Anna tersentak kaget. "Menunggu?"

Sekali lagi Asisten Ren mengangguk pelan. "Betul. Sepertinya ada yang ingin didiskusikan dengan Eksekutif Manajer Anna."

Asisten Ren berbalik dan membukakan pintu. Kemudian dengan gesturnya, ia mengatakan bahwa Anna dapat segera masuk. Walaupun Anna merasa tidak tenang, ia memilih untuk tetap melangkah ke depan.

Ruangan CEO Cahya sangatlah luas dan dipenuhi oleh jendela-jendela besar yang menghadap langsung ke arah gedung-gedung pencakar langit lainnya. Dekorasi ruangan tersebut didominasi oleh warna hitam elegan yang memberi kesan penuh kekuatan dan tekanan. Ketika Anna berdiri di dalam, ia seperti di kelilingi oleh banyak binatang buas yang menakutkan.

Anna mengedarkan pendangannya sampai akhirnya pandangannya bertubrukan dengan CEO Cahya.

Ruan Cahya, CEO perusahaan Newt milik keluarga Cahya ini memiliki tatapan yang dingin dan aura yang mengesankan, mengalahkan aura dan kehadiran orang-orang biasa di sekitarnya.
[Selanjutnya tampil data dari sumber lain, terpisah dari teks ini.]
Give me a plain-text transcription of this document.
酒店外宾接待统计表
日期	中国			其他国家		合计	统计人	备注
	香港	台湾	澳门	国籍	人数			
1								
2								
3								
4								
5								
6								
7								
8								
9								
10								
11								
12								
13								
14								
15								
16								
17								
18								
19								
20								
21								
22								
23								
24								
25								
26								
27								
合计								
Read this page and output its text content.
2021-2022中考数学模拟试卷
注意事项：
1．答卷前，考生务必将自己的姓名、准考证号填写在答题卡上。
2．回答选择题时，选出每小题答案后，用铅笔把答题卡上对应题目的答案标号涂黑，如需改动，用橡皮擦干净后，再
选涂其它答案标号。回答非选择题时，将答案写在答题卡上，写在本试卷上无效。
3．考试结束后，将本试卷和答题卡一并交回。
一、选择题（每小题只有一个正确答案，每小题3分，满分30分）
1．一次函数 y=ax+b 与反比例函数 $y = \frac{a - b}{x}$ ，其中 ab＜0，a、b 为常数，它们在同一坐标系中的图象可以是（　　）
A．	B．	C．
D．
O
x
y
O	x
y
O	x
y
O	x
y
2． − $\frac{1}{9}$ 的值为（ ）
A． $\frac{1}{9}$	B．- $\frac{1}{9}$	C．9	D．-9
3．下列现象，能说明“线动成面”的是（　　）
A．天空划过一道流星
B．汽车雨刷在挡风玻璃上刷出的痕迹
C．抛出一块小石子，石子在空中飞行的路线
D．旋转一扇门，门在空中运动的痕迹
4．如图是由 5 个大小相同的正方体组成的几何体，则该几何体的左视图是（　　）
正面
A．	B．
Pembawaannya tenang dan stabil.

Ruan duduk dengan malas di atas kursi kebangsaannya. Layaknya seorang raja yang menunggu kudapan makanan untuk disajikan.

Di sudut bibirnya tergantung sebatang rokok yang menyala. Mulutnya sesekali mengatup dan terbuka demi menghembuskan asap rokok.

Ini kali pertama Anna memasuki ruangan CEO karena apapun laporannya pasti harus melalui Asisten Ren. Oleh sebab itu, tidak ada yang pernah melihat secara langsung seperti apa ruangan CEO dan tidak ada yang pernah berhadapan langsung dengan Ruan, termasuk Anna.

Anna merasa gugup. Detak jatungnya berdegup cepat saking takutnya ia. Namun, Anna dengan kecepatan kilat segera menstabilkan moodnya.

Ia membungkuk sedikit, "Mohon maaf menganggu waktu CEO Cahya."

Ruan bergumam pelan sebagai lampu hijau untuk Anna.

"Saya yakin CEO sudah mendengar berita tentang penggelapan uang yang telah saya perbuat."

"..."

Dengan tatapan yang penuh keyakinan, Anna menatap tajam mata almond Ruan.

"Saya tidak bersalah."

"Mm?"

Wajah Anna seketika menjadi bingung. Kenapa kesannya CEO Cahya seperti tidak peduli?

Merasa sedikit ragu, Anna menjawab, "Saya tidak seharusnya dipecat."

"Oh?" sedikit fluktuasi terdengar di nada suara Ruan.

Ruan perlahan menurunkan rokoknya dan menjatuhkan abunya di asbak. Setelah selesai, dengan acuh tak acuh Ruan kembali menaruh perhatiannya ke Anna. Ekspresinya tampak bosan.

Sesaat kemudian suara dingin Ruan terdengar, "Sudah terlambat."

"Terlambat...?"

"Hm. Bukti-buktinya sedang dalam proses."

Dahi Anna berkedut kencang. Ia merasa tekanan darahnya melambung tinggi. Kemarahan mengambil alih kesadaran Anna. "Bukankah seharusnya CEO Cahya menyelidikinya terlebih dahulu? Kenapa CEO langsung memprosesnya?"

"Eksekutif Manajer Anna seharusnya tau kenapa."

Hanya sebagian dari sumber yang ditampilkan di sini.